Farnworth told the audience that the provincial government “must get back to listening to communities and regions, and work with people and not against them.”

He pointed out that the NDP “must expand its base and be in tune with the majority in this province.”

He said the NDP leadership race, which is a result of a revolt against Carole James’ leadership by 13 MLAs, represents a “crossroads” for the party, which has been out of power for 10 years and has only won three elections in its almost 80 years of existence, first as the CCF and later the NDP.

Farnworth said it is time that politicians acknowledge that “Victoria does not have all the answers.” He said many decisions made by the provincial government are very unpopular in the regions where those decisions actually have an effect.

“There is a huge disconnect between the Lower Mainland and rural B.C. There is real alienation. We have to make all of B.C. feel they are part of the province.”

“We have to show that we understand, not just social issues, but also the economy. Economic and social success are linked, and both have to take place on a strong environmental foundation.”

Farnworth said the NDP government of the 1990s “did some great work, but we lost touch with people and thus we lost in 2001.

“We can win the next election and become a governing party, if we take the approach that we’re speaking for all of B.C.”

He wants to see a Royal Commission on education, to look at all aspects of the education system, including skills training and post-secondary. He noted that there has been no such comprehensive look since 1987, and a great deal has changed in society since that time.

He expressed the need for better public accountability for police, particularly the RCMP. In response to a question, he said he expects there will be a new 20-year policing contract between the province and the RCMP, and it will likely have a clause calling for two years notice to get out of it. He also expects there will be an opportunity to review the contract at various points during the 20 years.

Farnworth said “there needs to be a unified complaints process in B.C. — civilian-led and with civilian investigators. The Ontario model is one that can be used.”

“Accountability is important for both the public and police.
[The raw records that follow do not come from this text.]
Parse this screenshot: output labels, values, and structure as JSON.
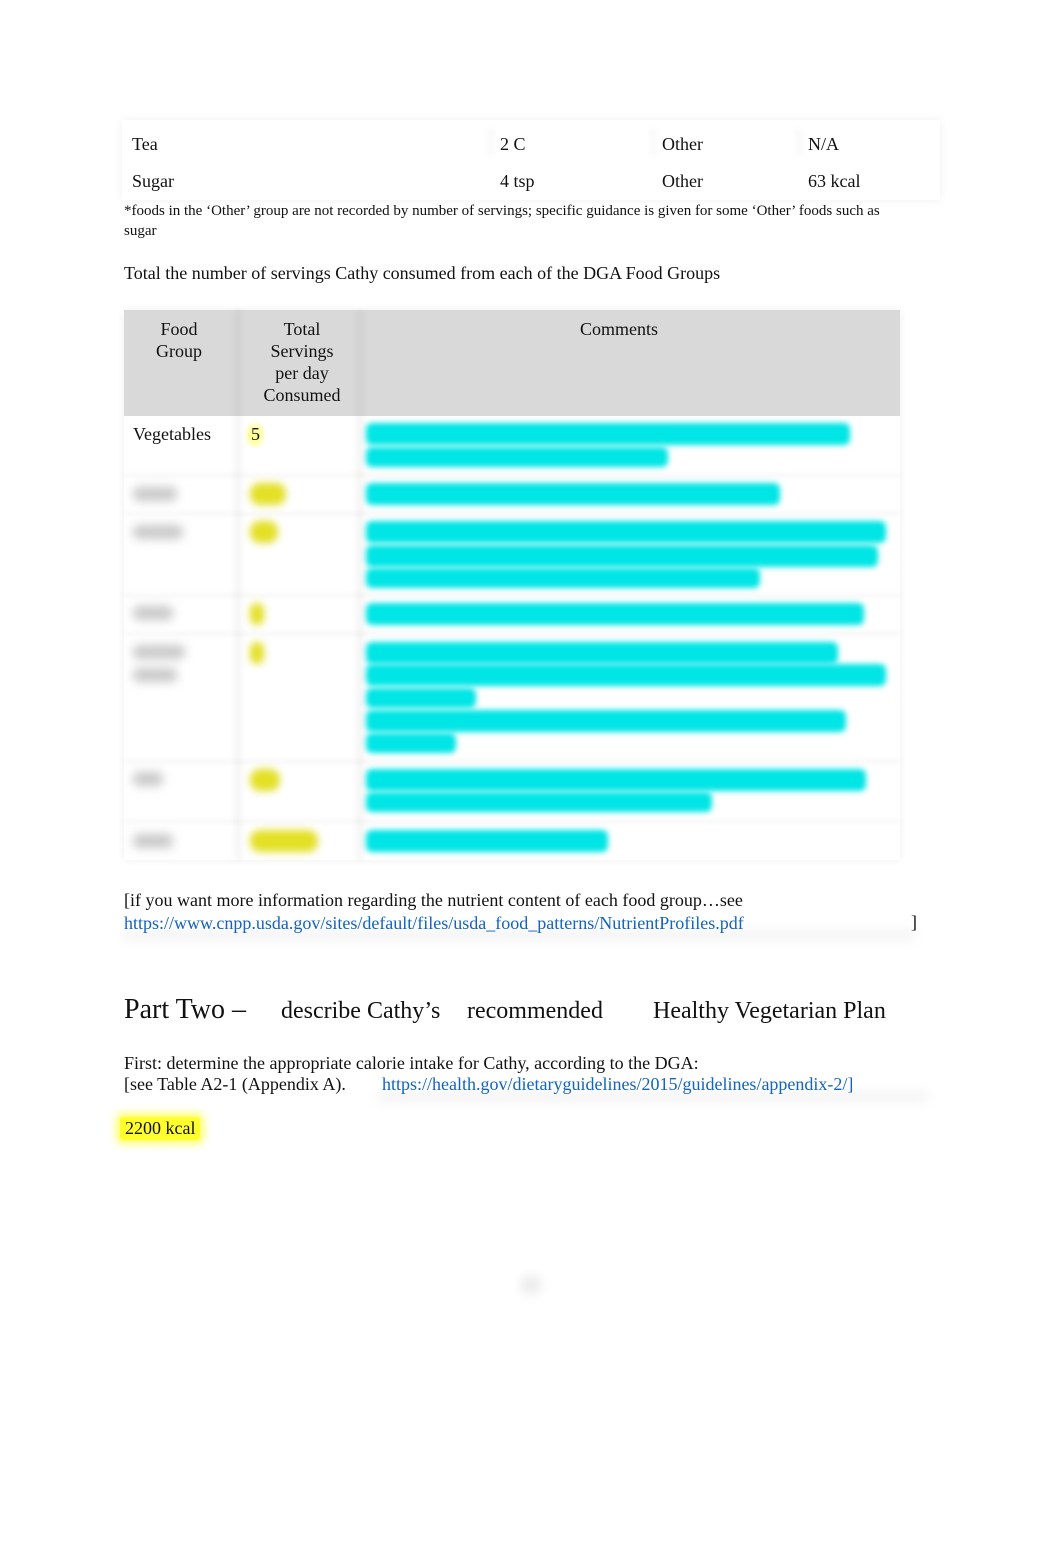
{
  "food_log_table": {
    "rows": [
      {
        "food": "Tea",
        "amount": "2 C",
        "group": "Other",
        "calories": "N/A"
      },
      {
        "food": "Sugar",
        "amount": "4 tsp",
        "group": "Other",
        "calories": "63 kcal"
      }
    ],
    "footnote": "*foods in the ‘Other’ group are not recorded by number of servings; specific guidance is given for some ‘Other’ foods such as sugar"
  },
  "servings_section": {
    "instruction": "Total the number of servings Cathy consumed from each of the DGA Food Groups",
    "table": {
      "headers": [
        "Food Group",
        "Total Servings per day Consumed",
        "Comments"
      ],
      "header_lines": {
        "food_group": [
          "Food",
          "Group"
        ],
        "servings": [
          "Total",
          "Servings",
          "per day",
          "Consumed"
        ],
        "comments": [
          "Comments"
        ]
      },
      "visible_rows": [
        {
          "food_group": "Vegetables",
          "servings": "5",
          "comments": "[blurred]"
        }
      ],
      "blurred_row_count": 6,
      "highlight_colors": {
        "servings": "#ffff2e",
        "comments": "#00e5e5"
      }
    }
  },
  "info_note": {
    "text": "[if you want more information regarding the nutrient content of each food group…see",
    "link": "https://www.cnpp.usda.gov/sites/default/files/usda_food_patterns/NutrientProfiles.pdf",
    "close": "]"
  },
  "part_two": {
    "title": "Part Two –",
    "subtitle_parts": [
      "describe Cathy’s",
      "recommended",
      "Healthy Vegetarian Plan"
    ],
    "first_step": "First: determine the appropriate calorie intake for Cathy, according to the DGA:",
    "see_text": "[see Table A2-1 (Appendix A).",
    "see_link": "https://health.gov/dietaryguidelines/2015/guidelines/appendix-2/]",
    "answer": "2200 kcal",
    "answer_highlight": "#ffff2e"
  },
  "link_color": "#1565c0"
}
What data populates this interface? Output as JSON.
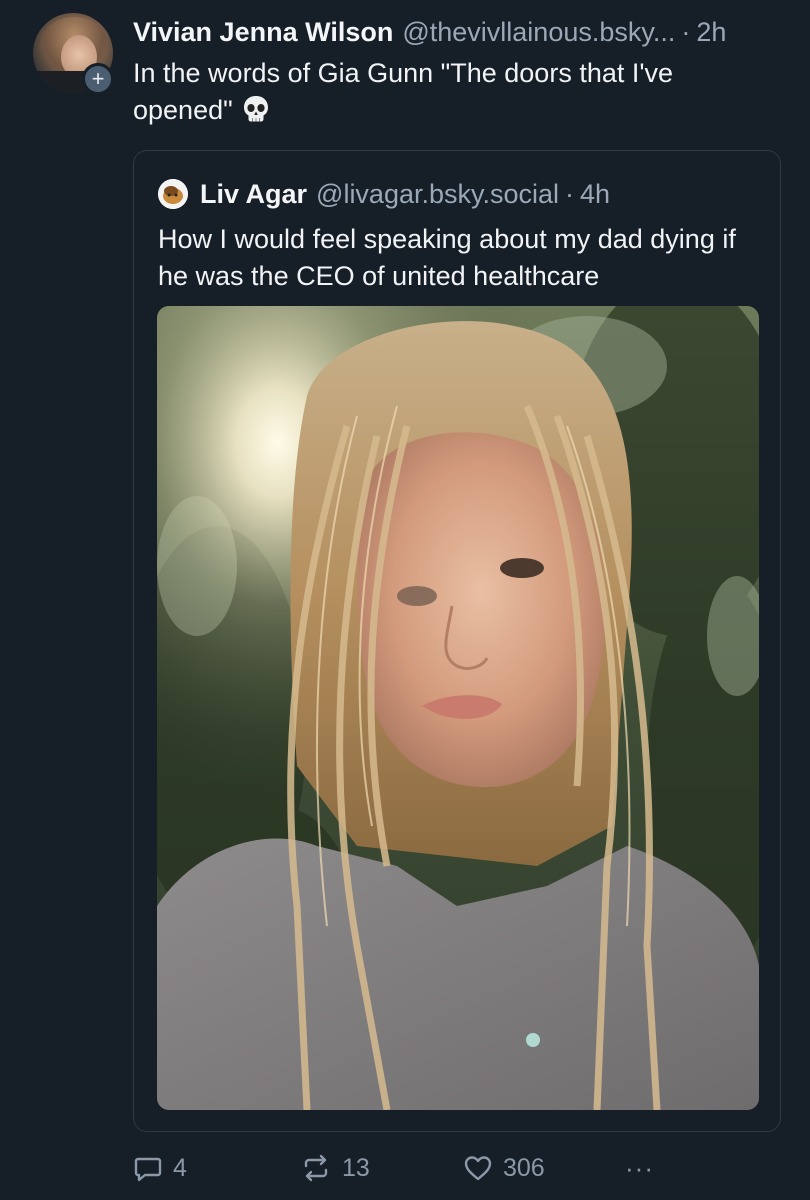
{
  "post": {
    "author": {
      "display_name": "Vivian Jenna Wilson",
      "handle": "@thevivllainous.bsky...",
      "time": "2h"
    },
    "separator": "·",
    "follow_button": "+",
    "text": "In the words of Gia Gunn \"The doors that I've opened\"",
    "emoji_icon": "skull-icon"
  },
  "quote": {
    "author": {
      "display_name": "Liv Agar",
      "handle": "@livagar.bsky.social",
      "time": "4h"
    },
    "separator": "·",
    "text": "How I would feel speaking about my dad dying if he was the CEO of united healthcare"
  },
  "actions": {
    "reply_count": "4",
    "repost_count": "13",
    "like_count": "306",
    "more_label": "···"
  },
  "colors": {
    "background": "#161e27",
    "text": "#f1f3f5",
    "muted": "#9aa8b7",
    "border": "#2e3a48",
    "icon": "#8b98a8"
  }
}
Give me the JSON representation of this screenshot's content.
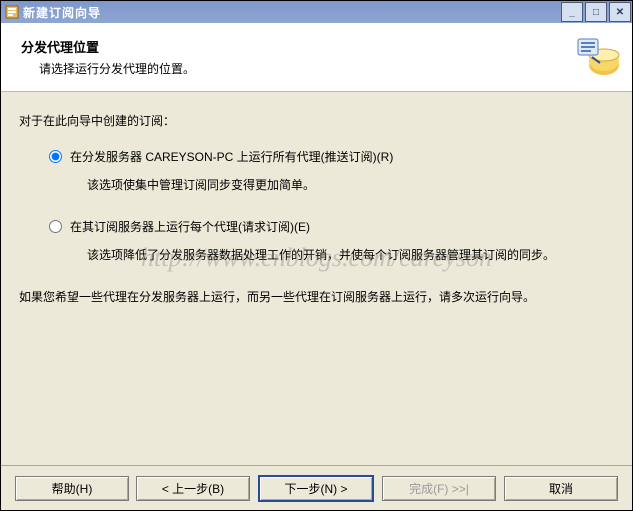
{
  "window": {
    "title": "新建订阅向导"
  },
  "header": {
    "title": "分发代理位置",
    "subtitle": "请选择运行分发代理的位置。"
  },
  "content": {
    "intro": "对于在此向导中创建的订阅：",
    "options": [
      {
        "label": "在分发服务器 CAREYSON-PC 上运行所有代理(推送订阅)(R)",
        "description": "该选项使集中管理订阅同步变得更加简单。",
        "selected": true
      },
      {
        "label": "在其订阅服务器上运行每个代理(请求订阅)(E)",
        "description": "该选项降低了分发服务器数据处理工作的开销，并使每个订阅服务器管理其订阅的同步。",
        "selected": false
      }
    ],
    "note": "如果您希望一些代理在分发服务器上运行，而另一些代理在订阅服务器上运行，请多次运行向导。"
  },
  "buttons": {
    "help": "帮助(H)",
    "back": "< 上一步(B)",
    "next": "下一步(N) >",
    "finish": "完成(F) >>|",
    "cancel": "取消"
  },
  "watermark": "http://www.cnblogs.com/careyson"
}
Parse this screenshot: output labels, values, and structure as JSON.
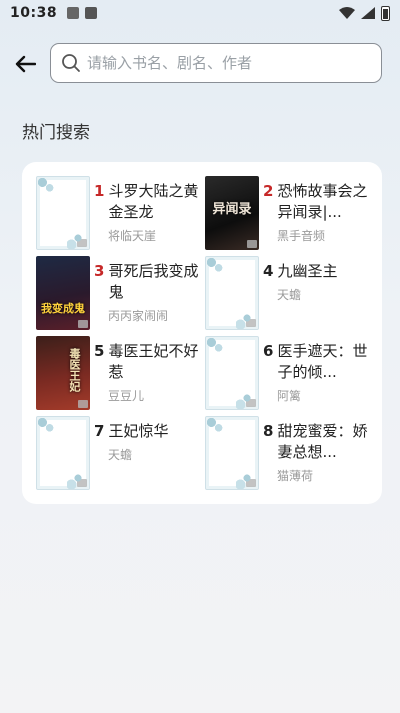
{
  "status_bar": {
    "time": "10:38"
  },
  "search": {
    "placeholder": "请输入书名、剧名、作者",
    "value": ""
  },
  "section": {
    "title": "热门搜索"
  },
  "hot_books": [
    {
      "rank": "1",
      "title": "斗罗大陆之黄金圣龙",
      "author": "将临天崖",
      "cover": "placeholder"
    },
    {
      "rank": "2",
      "title": "恐怖故事会之异闻录|...",
      "author": "黑手音频",
      "cover": "dark1",
      "cover_text": "异闻录"
    },
    {
      "rank": "3",
      "title": "哥死后我变成鬼",
      "author": "丙丙家闹闹",
      "cover": "dark2",
      "cover_text": "我变成鬼"
    },
    {
      "rank": "4",
      "title": "九幽圣主",
      "author": "天蟾",
      "cover": "placeholder"
    },
    {
      "rank": "5",
      "title": "毒医王妃不好惹",
      "author": "豆豆儿",
      "cover": "dark3",
      "cover_text": "毒医王妃"
    },
    {
      "rank": "6",
      "title": "医手遮天：世子的倾...",
      "author": "阿篱",
      "cover": "placeholder"
    },
    {
      "rank": "7",
      "title": "王妃惊华",
      "author": "天蟾",
      "cover": "placeholder"
    },
    {
      "rank": "8",
      "title": "甜宠蜜爱：娇妻总想...",
      "author": "猫薄荷",
      "cover": "placeholder"
    }
  ],
  "colors": {
    "top_rank": "#c62828",
    "author_text": "#9a9a9a"
  }
}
The public needs to have confidence in the system and police need to have confidence in the system that governs them.”

He also said there needs to be a good look at the costs, benefits and downsides of police regionalization in the Lower Mainland.

Farnworth called for a full public inquiry into all aspects of the sale of BC Rail and the subsequent corruption trial that recently ended with a guilty plea by two ministerial assistants.

He said the public must be vigilant about the future of BC Hydro, which he called “the greatest Crown corporation in this province and critically important to the economy. It needs to be unshackled, and the oversight (of Hydro) by the B.C. Utilities Commission must be restored.

“BC Hydro has stood the test of time since it was created by W.A.C. Bennett and Social Credit.”